You do not need override grammars when your training files are large and very representative of your meanings. However, they are very useful for:
- Fallback strategy: Providing an SRGS grammar to recognize predicted utterances, and an SSM as a fallback to capture unpredictable utterances.
- Performance strategy: Attempting recognition with an SRGS grammar first, because the CPU and memory costs are less. This is identical to the fallback strategy, but with a different purpose.
- Compensation strategy for smaller training files: Adding rules for interpretations (slot-value destination pairs) that are not well-represented in the training data set because of low frequency or small training set size.
- Dynamic strategy for a changing application: For example, you could use dynamic override grammars to add phrases that a caller might say in response to a temporary promotional commercial or to include new meanings that haven’t been trained yet.

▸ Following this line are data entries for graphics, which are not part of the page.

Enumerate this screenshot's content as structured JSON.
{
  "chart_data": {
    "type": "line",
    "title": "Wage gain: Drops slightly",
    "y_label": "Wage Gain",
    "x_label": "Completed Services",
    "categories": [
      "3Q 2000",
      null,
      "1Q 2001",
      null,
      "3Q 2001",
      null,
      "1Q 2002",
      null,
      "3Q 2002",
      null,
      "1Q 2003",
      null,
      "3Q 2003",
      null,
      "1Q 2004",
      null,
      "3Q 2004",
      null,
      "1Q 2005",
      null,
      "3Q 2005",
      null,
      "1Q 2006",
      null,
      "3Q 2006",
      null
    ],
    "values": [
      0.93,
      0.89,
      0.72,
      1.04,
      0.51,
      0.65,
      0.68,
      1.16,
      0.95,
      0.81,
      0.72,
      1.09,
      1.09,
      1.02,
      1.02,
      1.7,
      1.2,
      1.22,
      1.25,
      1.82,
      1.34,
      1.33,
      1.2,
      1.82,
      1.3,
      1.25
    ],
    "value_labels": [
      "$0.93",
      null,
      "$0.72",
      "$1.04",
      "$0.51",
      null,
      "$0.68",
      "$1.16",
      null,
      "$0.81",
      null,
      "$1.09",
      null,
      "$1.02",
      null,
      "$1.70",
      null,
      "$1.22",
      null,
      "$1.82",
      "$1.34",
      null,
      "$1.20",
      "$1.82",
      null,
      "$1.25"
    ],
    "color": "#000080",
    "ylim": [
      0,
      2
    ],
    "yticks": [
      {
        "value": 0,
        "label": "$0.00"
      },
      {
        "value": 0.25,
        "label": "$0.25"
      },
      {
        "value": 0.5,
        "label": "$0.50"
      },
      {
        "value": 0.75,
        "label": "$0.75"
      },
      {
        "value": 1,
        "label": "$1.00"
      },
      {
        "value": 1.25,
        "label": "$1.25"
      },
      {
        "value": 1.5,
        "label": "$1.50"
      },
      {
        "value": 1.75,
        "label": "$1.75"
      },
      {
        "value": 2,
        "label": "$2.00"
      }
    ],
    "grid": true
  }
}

- Tuning strategy: Add an SRGS grammar to an existing SSM to handle evolving application needs. For example, after deploying an SSM you might detect new utterances that are not anticipated by the SSM. Instead of re-writing and re-training the SSM, you could write an SRGS grammar to cover the new sentences. For this scenario, you might reverse the priority of the grammars: first attempt recognition with the SSM, then the SRGS.
- Fixing common errors that persist after you’ve trained the SSM: Generalizations of common errors in the training set are good candidates for override grammars. (However, long utterances in the training data set that are unlikely to occur again are not good candidates for override rules.)
- Personalization: For example, you could use caller-dependant, dynamic override grammars to cover phrases that are more likely for a specific caller.
- Commands: For example, you could add universal command phrases.
Override grammars are always optional. If used, you normally add them after adding interpretation features. The interpretation features improve the performance of the SSM classifier, while the override grammars improve the performance of the application. For information on interpretation features, see Feature extraction and ECMAScript. See Wrapping SSMs with override grammars.